Ce n’est qu’à quelques secondes du « nez-à-nez » que l’annonceur du train, qui venait de se commander des lasagnes par téléphone, se montre plus loquace : « Ici Bettembourg, on a un problème ». Trop tard pour faire actionner le freinage d’urgence du côté français. Le dispositif Radio Sol Train (RST) était défaillant dans le TER. Le poste de contrôle des Luxembourgeois avait pourtant donné l’alerte, mais la fréquence-radio n’était pas assez puissante pour atteindre ses destinataires. Personne n’avait vérifié un système qui n’avait d’ailleurs pas été conçu, dans les années 1980, pour assurer la sécurité du transport ferroviaire. Un ingénieur des CFL, qui fut inculpé par le juge d’instruction en raison justement des défaillances du système, avant de bénéficier d’un non-lieu, racontera aux enquêteurs que la RST avait avant tout servi à rationaliser l’organisation du travail aux chemins de fer, lors de la réduction du nombre de conducteurs dans les trains, de deux personnes à un seul homme à bord.

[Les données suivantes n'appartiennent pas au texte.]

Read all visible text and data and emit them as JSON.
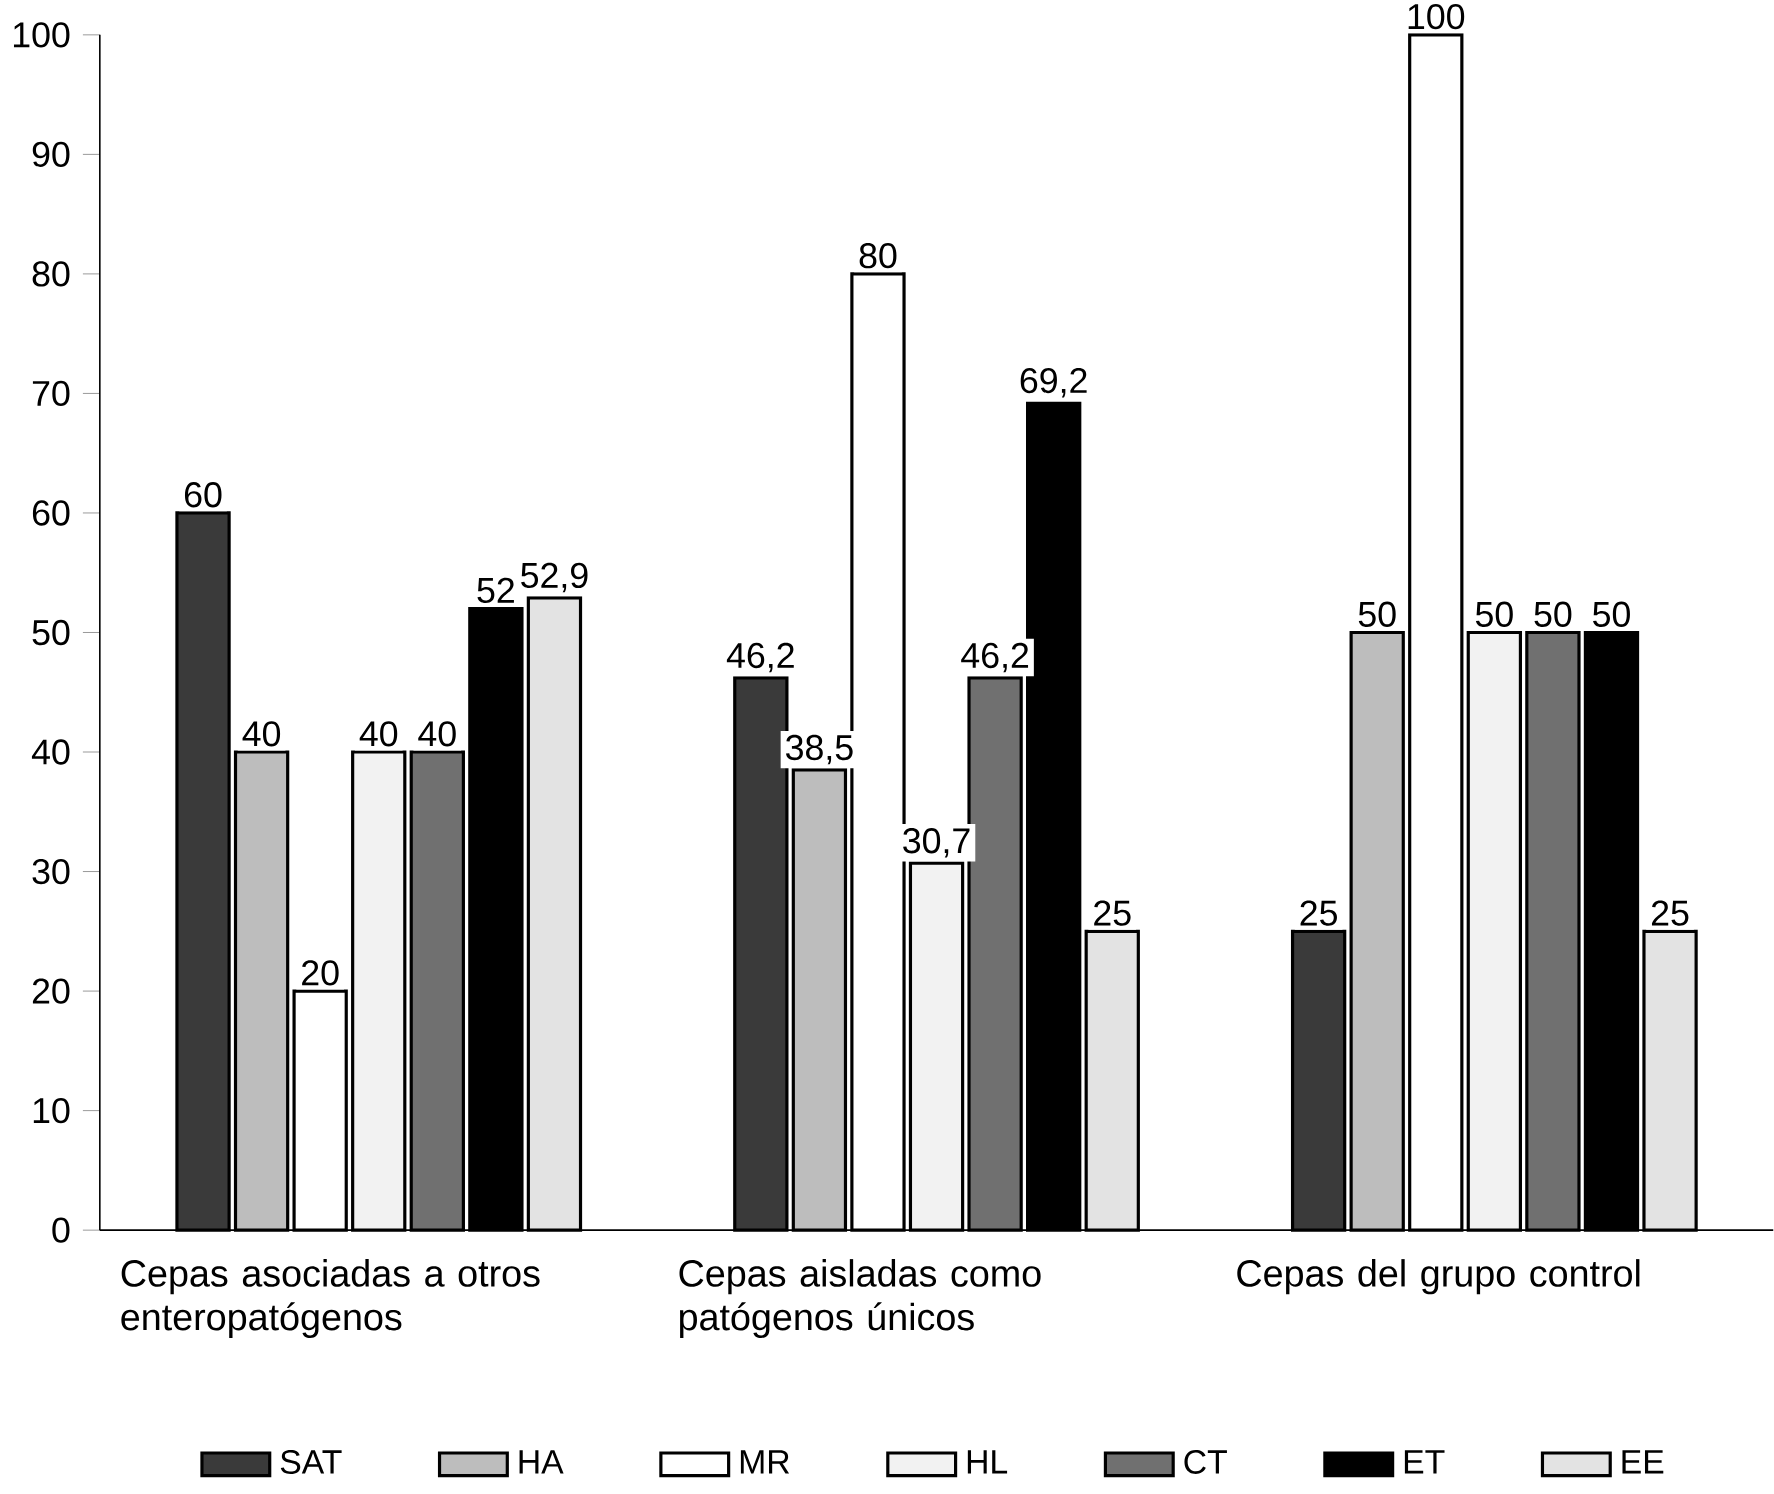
{
  "chart_data": {
    "type": "bar",
    "categories": [
      "Cepas asociadas a otros enteropatógenos",
      "Cepas aisladas como patógenos únicos",
      "Cepas del grupo control"
    ],
    "series": [
      {
        "name": "SAT",
        "color": "#3a3a3a",
        "values": [
          60,
          46.2,
          25
        ],
        "value_labels": [
          "60",
          "46,2",
          "25"
        ]
      },
      {
        "name": "HA",
        "color": "#bdbdbd",
        "values": [
          40,
          38.5,
          50
        ],
        "value_labels": [
          "40",
          "38,5",
          "50"
        ]
      },
      {
        "name": "MR",
        "color": "#ffffff",
        "values": [
          20,
          80,
          100
        ],
        "value_labels": [
          "20",
          "80",
          "100"
        ]
      },
      {
        "name": "HL",
        "color": "#f2f2f2",
        "values": [
          40,
          30.7,
          50
        ],
        "value_labels": [
          "40",
          "30,7",
          "50"
        ]
      },
      {
        "name": "CT",
        "color": "#707070",
        "values": [
          40,
          46.2,
          50
        ],
        "value_labels": [
          "40",
          "46,2",
          "50"
        ]
      },
      {
        "name": "ET",
        "color": "#000000",
        "values": [
          52,
          69.2,
          50
        ],
        "value_labels": [
          "52",
          "69,2",
          "50"
        ]
      },
      {
        "name": "EE",
        "color": "#e3e3e3",
        "values": [
          52.9,
          25,
          25
        ],
        "value_labels": [
          "52,9",
          "25",
          "25"
        ]
      }
    ],
    "ylim": [
      0,
      100
    ],
    "yticks": [
      0,
      10,
      20,
      30,
      40,
      50,
      60,
      70,
      80,
      90,
      100
    ],
    "grid": false,
    "legend": "bottom"
  }
}
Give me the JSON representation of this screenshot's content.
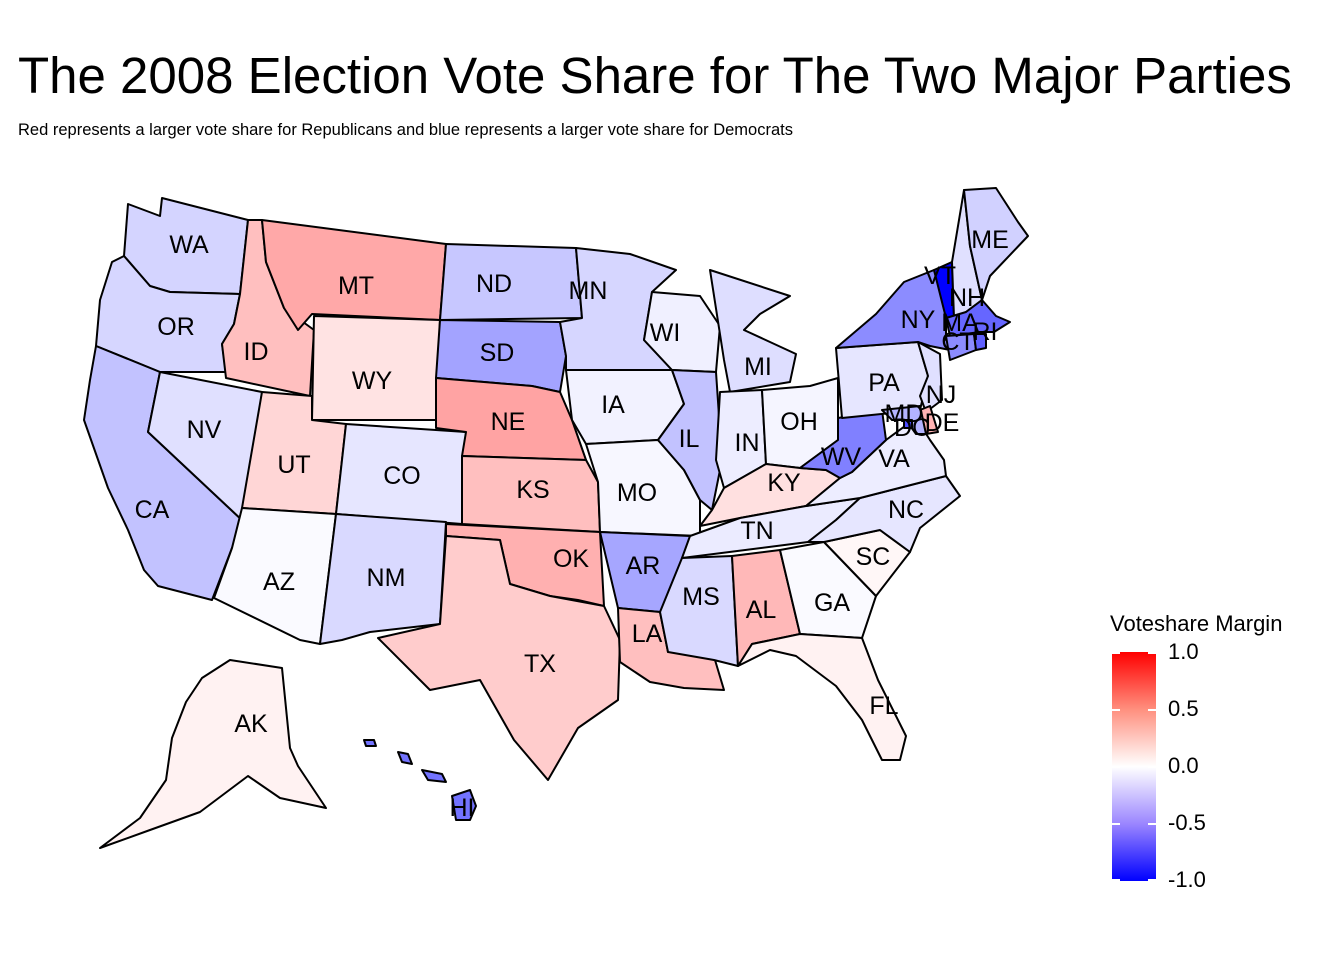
{
  "title": "The 2008 Election Vote Share for The Two Major Parties",
  "subtitle": "Red represents a larger vote share for Republicans and blue represents a larger vote share for Democrats",
  "legend": {
    "title": "Voteshare Margin",
    "ticks": [
      "1.0",
      "0.5",
      "0.0",
      "-0.5",
      "-1.0"
    ],
    "colors": {
      "high": "#ff0000",
      "mid": "#ffffff",
      "low": "#0000ff"
    }
  },
  "states": [
    {
      "abbr": "WA",
      "margin": -0.17
    },
    {
      "abbr": "OR",
      "margin": -0.16
    },
    {
      "abbr": "CA",
      "margin": -0.24
    },
    {
      "abbr": "NV",
      "margin": -0.12
    },
    {
      "abbr": "ID",
      "margin": 0.25
    },
    {
      "abbr": "MT",
      "margin": 0.34
    },
    {
      "abbr": "WY",
      "margin": 0.11
    },
    {
      "abbr": "UT",
      "margin": 0.16
    },
    {
      "abbr": "AZ",
      "margin": -0.02
    },
    {
      "abbr": "CO",
      "margin": -0.1
    },
    {
      "abbr": "NM",
      "margin": -0.15
    },
    {
      "abbr": "ND",
      "margin": -0.22
    },
    {
      "abbr": "SD",
      "margin": -0.36
    },
    {
      "abbr": "NE",
      "margin": 0.36
    },
    {
      "abbr": "KS",
      "margin": 0.25
    },
    {
      "abbr": "OK",
      "margin": 0.31
    },
    {
      "abbr": "TX",
      "margin": 0.2
    },
    {
      "abbr": "MN",
      "margin": -0.16
    },
    {
      "abbr": "IA",
      "margin": -0.05
    },
    {
      "abbr": "MO",
      "margin": -0.03
    },
    {
      "abbr": "AR",
      "margin": -0.35
    },
    {
      "abbr": "LA",
      "margin": 0.25
    },
    {
      "abbr": "WI",
      "margin": -0.06
    },
    {
      "abbr": "IL",
      "margin": -0.24
    },
    {
      "abbr": "MI",
      "margin": -0.13
    },
    {
      "abbr": "IN",
      "margin": -0.07
    },
    {
      "abbr": "OH",
      "margin": -0.04
    },
    {
      "abbr": "KY",
      "margin": 0.12
    },
    {
      "abbr": "TN",
      "margin": -0.08
    },
    {
      "abbr": "MS",
      "margin": -0.15
    },
    {
      "abbr": "AL",
      "margin": 0.28
    },
    {
      "abbr": "GA",
      "margin": -0.02
    },
    {
      "abbr": "FL",
      "margin": 0.05
    },
    {
      "abbr": "SC",
      "margin": 0.03
    },
    {
      "abbr": "NC",
      "margin": -0.1
    },
    {
      "abbr": "VA",
      "margin": -0.07
    },
    {
      "abbr": "WV",
      "margin": -0.5
    },
    {
      "abbr": "PA",
      "margin": -0.1
    },
    {
      "abbr": "NY",
      "margin": -0.45
    },
    {
      "abbr": "VT",
      "margin": -1.0
    },
    {
      "abbr": "NH",
      "margin": -0.12
    },
    {
      "abbr": "ME",
      "margin": -0.18
    },
    {
      "abbr": "MA",
      "margin": -0.6
    },
    {
      "abbr": "CT",
      "margin": -0.45
    },
    {
      "abbr": "RI",
      "margin": -0.62
    },
    {
      "abbr": "NJ",
      "margin": -0.12
    },
    {
      "abbr": "DE",
      "margin": 0.3
    },
    {
      "abbr": "MD",
      "margin": -0.3
    },
    {
      "abbr": "DC",
      "margin": -0.7
    },
    {
      "abbr": "AK",
      "margin": 0.05
    },
    {
      "abbr": "HI",
      "margin": -0.55
    }
  ]
}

L’expert français a stigmatisé cette conception du dispositif.
Il n’y a pas eu davantage d’émotion au poste du régulateur de Luxembourg, qui a donné l’alerte par téléphone à Thionville, lorsque la bévue des agents des CFL a été identifiée. « Non, ce n’est pas grave, Bettembourg a fait une connerie, il a délivré un ordre écrit ». L’enquête a montré par la suite que les cheminots luxembourgeois n’avaient pas connaissance des procédures d’alerte et ignoraient le fonctionnement du dispositif. L’un des prévenus par exemple ne savait pas qu’il devait appuyer au moins 0,6 seconde sur un des boutons. Il n’existait aucune instruction écrite à sa portée.
Les témoignages d’agents des CFL, récoltés par les enquêteurs, revèlent d’ailleurs pas mal de défaillances dans la réglementation sécuritaire aux chemins de fer luxembourgeois. Dans l’organisation du travail aussi : un des cheminots raconte par exemple que les agents qui attendaient leur collègue en retard pour assurer la relève, étaient mal vus et que les retards des agents étaient plutôt monnaie courante. Ce que l’expert n’a pas démenti à la barre, jugeant inacceptable le laisser-aller des équipes du poste de Bettembourg. Sur quatre agents qui devaient prendre leur fonction à 11.30, deux arriveront en retard le jour de l’accident.
Était-il trop tard pour éviter la collision entre les deux trains ? C’est toute la difficulté et en partie l’enjeu du procès. Quelques mètres, c’était un impact moins important entre les deux trains, relève l’expert.
« La grande faute, c’est le manque de discipline », assure l’expert à la barre. « Comment peut-on arriver en retard ? » ajoute-t-il en faisant explicitement référence aux deux chefs de la circulation des trains du poste de Bettembourg, qui quittent pour l’un son poste sans attendre la relève, en raison de sa mésentente avec son homologue, et pour l’autre prend le relais sans faire les vérifications élémentaires de sécurité et envoit l’ordre de passage du train de voyageurs, malgré la signalisation qui ne l’y autorisait pas, conduisant ainsi six personnes à la mort.